Определяя "новую поэзию", вполне как будто в духе декадентского импрессионизма ("мистическая музыка недосказанного и фиксирование мимолетного", передача "ощущений" и "настроений"), Анненский вкладывает в эти определения неожиданный свой смысл, не совпадающий с задачами декадентов: в "настроениях" он видит ту форму "душевной жизни, которая более всего роднит людей между собой".

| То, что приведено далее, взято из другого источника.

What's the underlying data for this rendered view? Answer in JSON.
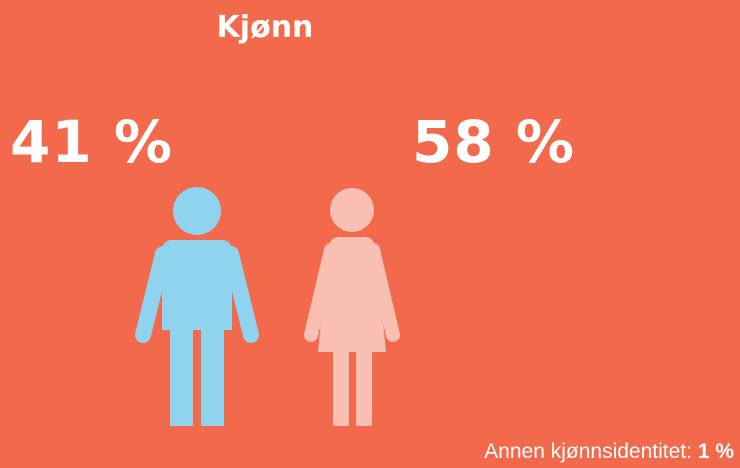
{
  "title": "Kjønn",
  "groups": [
    {
      "value": "41 %"
    },
    {
      "value": "58 %"
    }
  ],
  "other": {
    "label": "Annen kjønnsidentitet:",
    "value": "1 %"
  }
}
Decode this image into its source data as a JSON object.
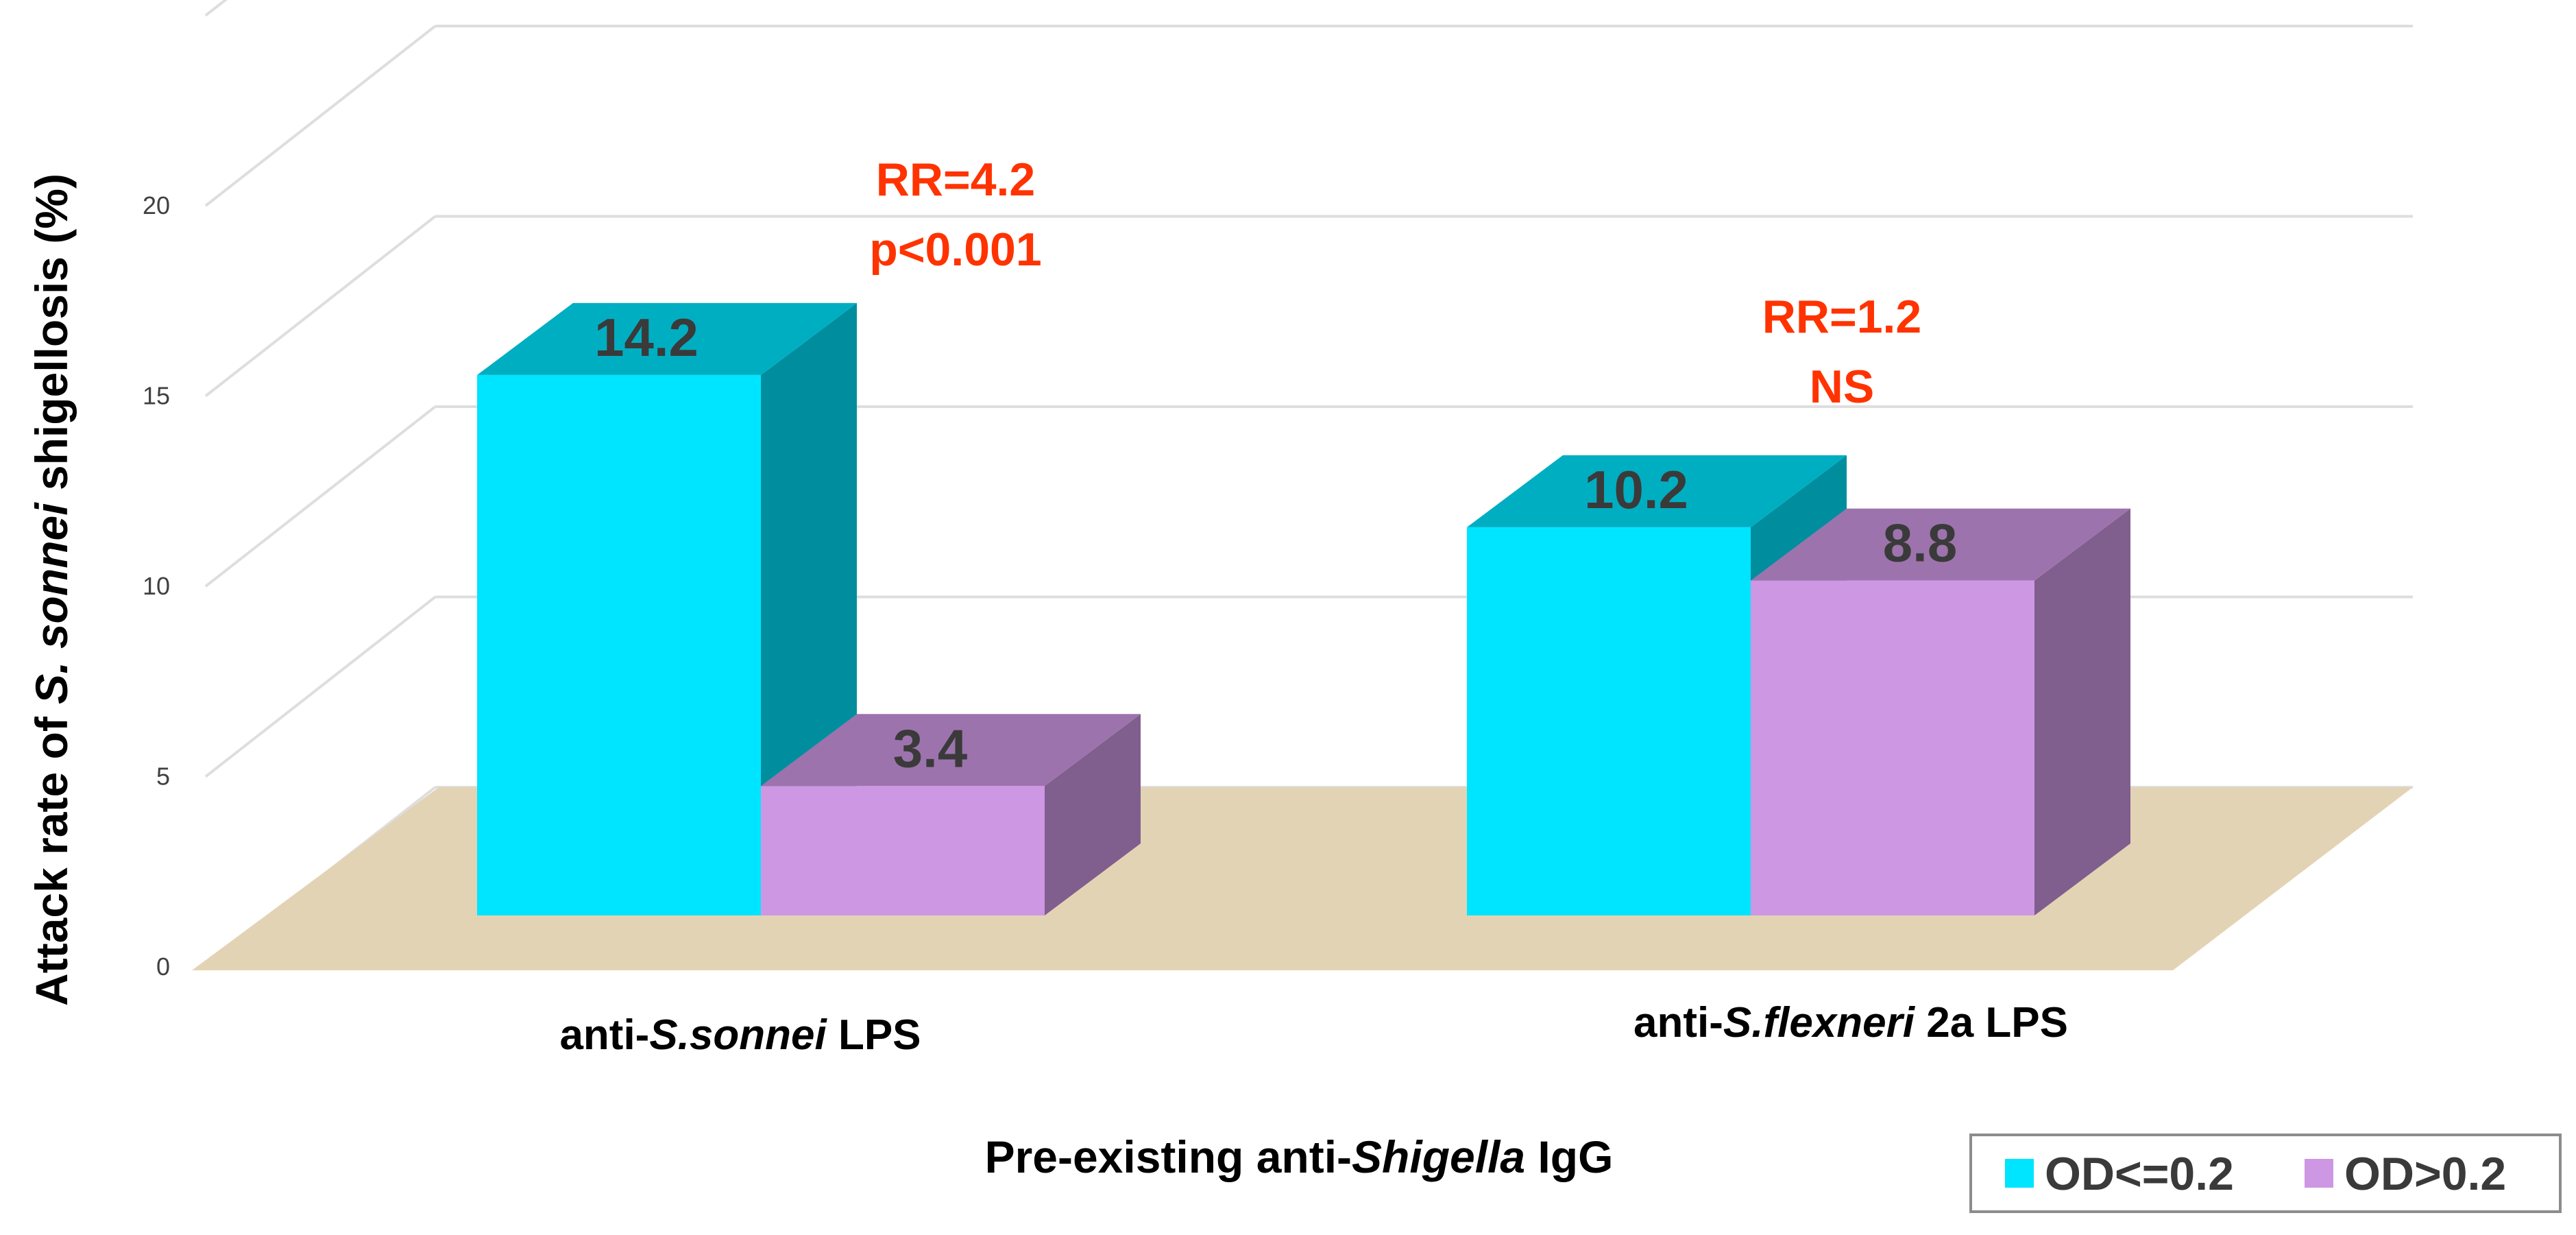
{
  "chart_data": {
    "type": "bar",
    "style": "3d-clustered",
    "title": "",
    "xlabel": {
      "prefix": "Pre-existing anti-",
      "italic": "Shigella",
      "suffix": " IgG"
    },
    "ylabel": {
      "prefix": "Attack  rate of ",
      "italic": "S. sonnei",
      "suffix": " shigellosis (%)"
    },
    "ylim": [
      0,
      25
    ],
    "yticks": [
      0,
      5,
      10,
      15,
      20
    ],
    "categories": [
      {
        "prefix": "anti-",
        "italic": "S.sonnei",
        "suffix": " LPS"
      },
      {
        "prefix": "anti-",
        "italic": "S.flexneri",
        "suffix": " 2a LPS"
      }
    ],
    "series": [
      {
        "name": "OD<=0.2",
        "color": "#00E5FF",
        "values": [
          14.2,
          10.2
        ],
        "labels": [
          "14.2",
          "10.2"
        ]
      },
      {
        "name": "OD>0.2",
        "color": "#CE97E3",
        "values": [
          3.4,
          8.8
        ],
        "labels": [
          "3.4",
          "8.8"
        ]
      }
    ],
    "annotations": [
      {
        "category": 0,
        "lines": [
          "RR=4.2",
          "p<0.001"
        ],
        "color": "#FF3300"
      },
      {
        "category": 1,
        "lines": [
          "RR=1.2",
          "NS"
        ],
        "color": "#FF3300"
      }
    ],
    "legend_position": "bottom-right",
    "floor_color": "#E3D3B5",
    "grid": true
  }
}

Соотношение личности и мира просматривается и в решении одной из вечных проблем искусства - соотношения человека и природы. Природу в общепринятом смысле Анненский, видимо, воспринимал слабо. (Из дорожного письма: "На меня вообще природа действует не сильно".) У каждого истинного поэта природа своя и проблема его собственная: "... И равнодушная природа красою вечною сиять..." (Пушкин), и "Покров, накинутый над бездной..." (Тютчев), и фетовское безмерное упоение ее красотой. У Анненского в подавляющем большинстве стихотворений это городская природа: парки, сады с прудами, аллеями, фонарями, да еще часто воспринимаемая из-за оконного стекла, - то есть природа заведомо окультуренная, уже пронизанная человеческим отношением и миром человеческих, "вещей". Поэтому и весь вообще предметный мир поэзии Анненского ("вещный мир", как любят литературоведы определять лирический мир Анненского) можно включить в понятие природы. Он пишет в одном из инеем о красоте природы, "считая природой равно: ... и игру лучей в дождевой пыли, и мраморный обломок на белом фоне версальских песков, и лихорадочный блеск голубых глаз, и все, что не я..." В его природном мире нет яркости и резкости красок. Властную силу природной жизни Анненский отвергает так же, как всякую "горделивую и ... самодовлеющую в своей успокоенности красоту" (Вяч. Иванов):
Я - слабый сын больного поколенья
И не пойду искать альпийских роз,
Ни ропот волн, ни рокот ранних гроз
Мне не дадут отрадного волненья.
Но милы мне на розовом стекле
Алмазные и плачущие горы,
Букеты роз увядших на столе
И пламени вечернего узоры...
----
Но о том не спою, что мне шепчет прибой,
Что вокруг и цветет и смеется.
. . . . . . . . . . . . . . . . . .
А еще потому, что в сияньи сильней
И люблю я сильнее в разлуке
Полусвет-полутьму наших северных дней,
Недосказанность песни и муки...
Анненскому чужда метафорическая условность в изображении природы, та антропоморфизация природного мира, при которой он целиком уподобляется человеку, копирует его свойства и действия. Но он не может принять и пути символистов, их устремленности к "синтезу", к "вселенскому единению". Оптимизм такого синтеза был Анненскому принципиально чужд.
У Анненского свой путь к единению с природой, свой "родственный слой". Этот "слой" - родство в страдании, единение со всем, что страдает. Поэтому у него почти схематически четко противопоставляются "властной красе" природа и вещи в их слабости, увядании.